Get a ledger and write down everything you spend, when you spend it. You may be used to reviewing your expenses on a credit card or bank statements, but writing each expenditure down yourself might help them seem more concrete and real to you in the moment. If you're looking at your ledger daily, rather than monthly like you would with a bank statement, you may find yourself course correcting in real time when it seems like you're spending too much money.
Keep in mind that if you filed a Chapter 13 bankruptcy, you'll need to follow the debt repayment plan that you created with your bankruptcy lawyer. There are rules that dictate which debts must be paid in full, which debts take priority, and what happens if you can't meet your payment obligations on time. Work with your lawyer to make sure that the financial plan you create takes these rules into account and fulfills your repayment obligations.
Pay In Cash For Awhile
You probably won't be able to get a new credit card for at least a little while following a bankruptcy. Take the opportunity to get in the habit of paying for things in cash whenever possible.
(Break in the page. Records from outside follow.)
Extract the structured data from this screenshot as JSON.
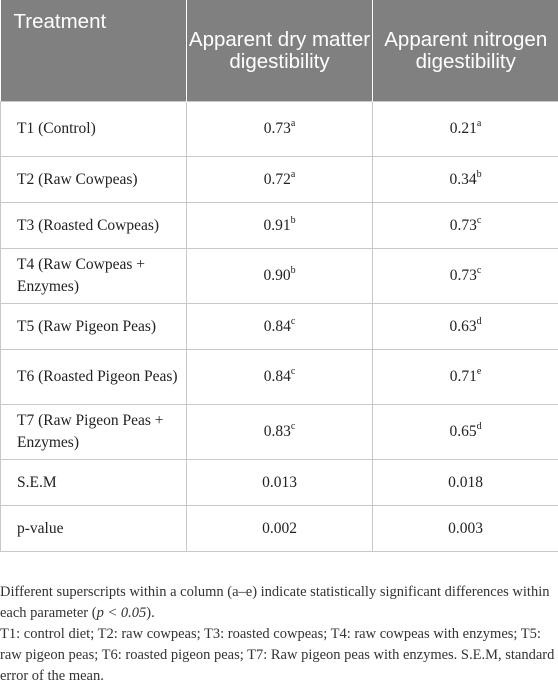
{
  "table": {
    "headers": [
      "Treatment",
      "Apparent dry matter digestibility",
      "Apparent nitrogen digestibility"
    ],
    "rows": [
      {
        "treatment": "T1 (Control)",
        "dm": "0.73",
        "dm_sup": "a",
        "n": "0.21",
        "n_sup": "a"
      },
      {
        "treatment": "T2 (Raw Cowpeas)",
        "dm": "0.72",
        "dm_sup": "a",
        "n": "0.34",
        "n_sup": "b"
      },
      {
        "treatment": "T3 (Roasted Cowpeas)",
        "dm": "0.91",
        "dm_sup": "b",
        "n": "0.73",
        "n_sup": "c"
      },
      {
        "treatment": "T4 (Raw Cowpeas + Enzymes)",
        "dm": "0.90",
        "dm_sup": "b",
        "n": "0.73",
        "n_sup": "c"
      },
      {
        "treatment": "T5 (Raw Pigeon Peas)",
        "dm": "0.84",
        "dm_sup": "c",
        "n": "0.63",
        "n_sup": "d"
      },
      {
        "treatment": "T6 (Roasted Pigeon Peas)",
        "dm": "0.84",
        "dm_sup": "c",
        "n": "0.71",
        "n_sup": "e"
      },
      {
        "treatment": "T7 (Raw Pigeon Peas + Enzymes)",
        "dm": "0.83",
        "dm_sup": "c",
        "n": "0.65",
        "n_sup": "d"
      },
      {
        "treatment": "S.E.M",
        "dm": "0.013",
        "dm_sup": "",
        "n": "0.018",
        "n_sup": ""
      },
      {
        "treatment": "p-value",
        "dm": "0.002",
        "dm_sup": "",
        "n": "0.003",
        "n_sup": ""
      }
    ]
  },
  "footnotes": {
    "line1_pre": "Different superscripts within a column (a–e) indicate statistically significant differences within each parameter (",
    "line1_italic": "p < 0.05",
    "line1_post": ").",
    "line2": "T1: control diet; T2: raw cowpeas; T3: roasted cowpeas; T4: raw cowpeas with enzymes; T5: raw pigeon peas; T6: roasted pigeon peas; T7: Raw pigeon peas with enzymes. S.E.M, standard error of the mean."
  }
}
Paying in cash naturally prevents you from racking up any new debt—if you don't have the cash, you can't spend the money. It will also help you avoid overdraft fees that will go on your credit report and make your path to a better credit score even more difficult. Put your checkbook and debit card in a desk drawer and don't take them out unless you absolutely can't pay for something that you need in cash.
Focus on Creating a Savings Cushion
Many people rely on credit cards or lines of credit to carry them through if they run into an emergency. However, that option won't be available to you in the immediate aftermath of a bankruptcy. That means that it's vital for you to have a financial cushion in the form of cash savings.
As you track your expenses and create a budget, look for opportunities to cut back and put the money you save away for a rainy day. Be aggressive about it. Clip coupons, buy generic brands, look for unnecessary luxuries that you can cut out. Make building a cash cushion one of your top priorities.
Remember that even once your debt has been discharged, your bankruptcy isn't over until the court enters a final decree that closes your case. Keep in touch with your bankruptcy lawyer in the meantime to be sure that you're complying with all bankruptcy court requirements. Your lawyer can help you avoid mistakes that could delay the closing of your case and your return to financial stability.